Passing through the bell with the field strung out in single file, Kerr started to make his presence felt with 300 metres remaining, causing Ingebrigtsen to take several anxious glances over his right shoulder down the back straight at the Brit whose expression was impervious behind his trademark dark glasses.

But the American duo of Hocker and Yared Nuguse took full advantage of Ingebrigtsen’s pacemaking par excellence, running almost in sync and looming on the long-time leader’s shoulder as four athletes rounded the bend for the last time.  

And in a frantic and fantastic rush for the medals, a tiring Ingebrigtsen drifted off the bend, allowing Hocker to strike on the inside. Kerr chased his American rival but this endeavour was in vain as Hocker pulled off one of the shocks of the Olympic Games. And in another unforeseen twist, Ingebrigtsen faded out of the medals altogether as Nuguse overhauled the reigning champion for bronze and only missing silver by 0.01.

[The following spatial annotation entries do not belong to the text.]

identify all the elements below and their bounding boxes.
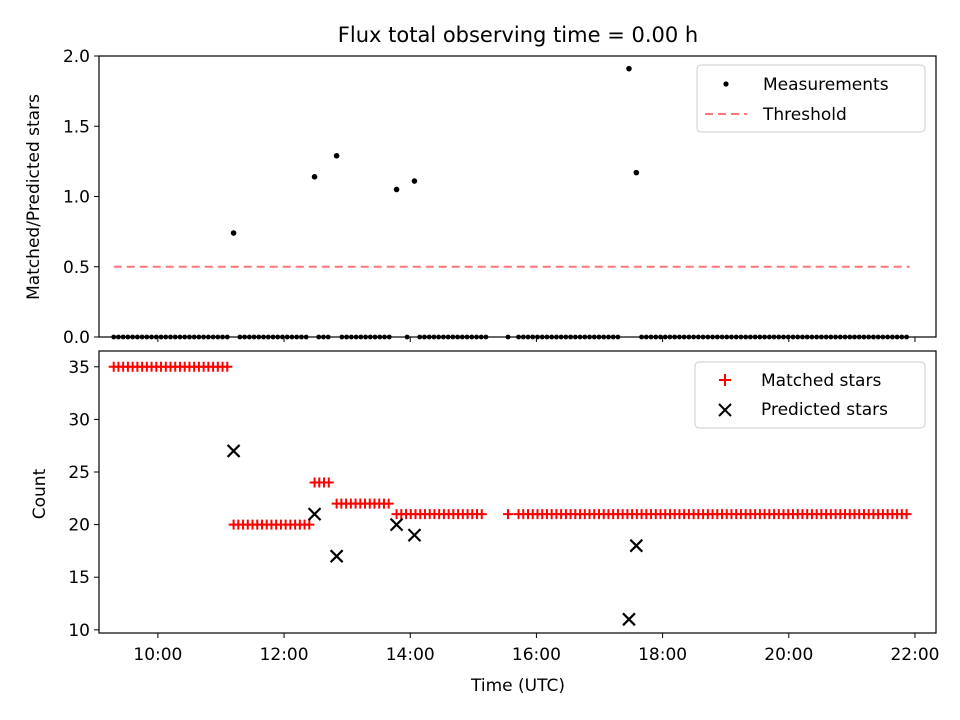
bottom-x-tick-label: 18:00 bbox=[638, 645, 687, 665]
predicted-stars-point bbox=[407, 528, 422, 542]
legend-predicted-stars-marker bbox=[718, 403, 732, 417]
predicted-stars-point bbox=[622, 612, 636, 627]
legend-measurements-label: Measurements bbox=[763, 75, 889, 95]
top-y-tick-label: 1.0 bbox=[63, 188, 90, 208]
legend-matched-stars-marker bbox=[719, 374, 731, 386]
bottom-chart-x-axis-label: Time (UTC) bbox=[470, 676, 565, 696]
top-y-tick-label: 2.0 bbox=[63, 47, 90, 67]
top-plot-area: 0.0 0.5 1.0 1.5 2.0 bbox=[63, 47, 937, 348]
measurement-point bbox=[311, 174, 318, 180]
measurement-point bbox=[626, 65, 632, 72]
measurement-point bbox=[411, 178, 418, 184]
bottom-plot-frame bbox=[98, 350, 937, 634]
matched-stars-point bbox=[383, 498, 394, 509]
bottom-y-tick-label: 10 bbox=[68, 621, 90, 641]
bottom-legend: Matched stars Predicted stars bbox=[694, 361, 926, 429]
legend-threshold-label: Threshold bbox=[762, 105, 847, 125]
predicted-stars-point bbox=[329, 549, 344, 563]
bottom-x-tick-label: 10:00 bbox=[133, 645, 182, 665]
predicted-stars-point bbox=[226, 444, 241, 458]
legend-predicted-stars-label: Predicted stars bbox=[761, 400, 888, 420]
bottom-legend-box bbox=[694, 361, 926, 429]
bottom-x-tick-label: 22:00 bbox=[890, 645, 939, 665]
predicted-stars-point bbox=[307, 507, 322, 521]
legend-matched-stars-label: Matched stars bbox=[761, 371, 881, 391]
measurement-point bbox=[230, 230, 237, 236]
top-legend: Measurements Threshold bbox=[696, 64, 926, 133]
bottom-x-tick-label: 14:00 bbox=[386, 645, 435, 665]
matched-stars-point bbox=[222, 361, 233, 372]
top-chart-title: Flux total observing time = 0.00 h bbox=[338, 23, 698, 47]
bottom-x-tick-label: 12:00 bbox=[260, 645, 309, 665]
predicted-stars-point bbox=[389, 517, 404, 532]
bottom-y-tick-label: 30 bbox=[68, 410, 90, 430]
top-y-tick-label: 1.5 bbox=[63, 117, 90, 137]
matched-stars-point bbox=[901, 509, 912, 520]
top-legend-box bbox=[696, 64, 926, 133]
legend-measurements-marker bbox=[723, 81, 729, 87]
bottom-chart-y-axis-label: Count bbox=[30, 468, 50, 519]
bottom-y-tick-label: 20 bbox=[68, 516, 90, 536]
bottom-y-tick-label: 35 bbox=[68, 358, 90, 378]
top-y-tick-label: 0.0 bbox=[63, 328, 90, 348]
measurement-point bbox=[633, 169, 640, 176]
matched-stars-point bbox=[476, 509, 487, 520]
bottom-y-tick-label: 15 bbox=[68, 568, 90, 588]
measurement-point bbox=[393, 186, 400, 193]
matched-stars-point bbox=[304, 519, 315, 530]
predicted-stars-point bbox=[629, 538, 644, 553]
matched-stars-point bbox=[323, 477, 334, 488]
bottom-x-tick-label: 20:00 bbox=[764, 645, 813, 665]
bottom-y-tick-label: 25 bbox=[68, 463, 90, 483]
top-y-tick-label: 0.5 bbox=[63, 258, 90, 278]
top-chart-y-axis-label: Matched/Predicted stars bbox=[24, 94, 44, 300]
bottom-plot-area: 10 15 20 25 30 35 10:00 12:00 14:00 16:00 18:00 20:… bbox=[68, 350, 939, 665]
bottom-x-tick-label: 16:00 bbox=[512, 645, 561, 665]
matched-stars-point bbox=[503, 509, 514, 520]
measurement-point bbox=[333, 152, 340, 159]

And to add further insult to injury, Hocker also erased Ingebrigtsen’s Olympic record with his winning time of 3:27.65. Kerr’s silver medal-winning time of 3:27.79 was a British record while Nuguse won bronze in a lifetime best of 3:27.90.

Despite running faster than his previous Olympic record with 3:28.23, Ingebrigtsen came away empty-handed but he will have a second chance in the 5000m, an event in which he is the reigning world and European champion. The heats for the 5000m take place tomorrow morning.

European records for Laros and Finot

In the deepest championship 1500m race in history, the top six finishers all broke the 3:30-barrier, including the Dutch wonder-kid Niels Laros. 

The 19-year-old double European U20 champion, who fell in two successive races prior to the Olympics, finished an excellent sixth in 3:29.54 to break his Dutch record and also take ownership of the European U20 record which had previously belonged to Ingebrigtsen, eclipsing his previous record of 3:30.16.   

And in the 3000m steeplechase final, Alice Finot broke the nine minute-barrier for the first time in her career and eclipsed the long-standing European record in the process, finishing a brilliant fourth in a race won by Winfed Yavi from Bahrain, also in an Olympic record of 8:52.76.

Finot made considerable progress on the last lap and while she couldn’t quite close down on the three medallists, the European champion was delighted to set a European record of 8:58.67 which broke the previous mark of 8:58.81 - a world and Olympic record at the time - set by Gulnara Samitova-Galkina at the 2008 Olympic Games in Beijing.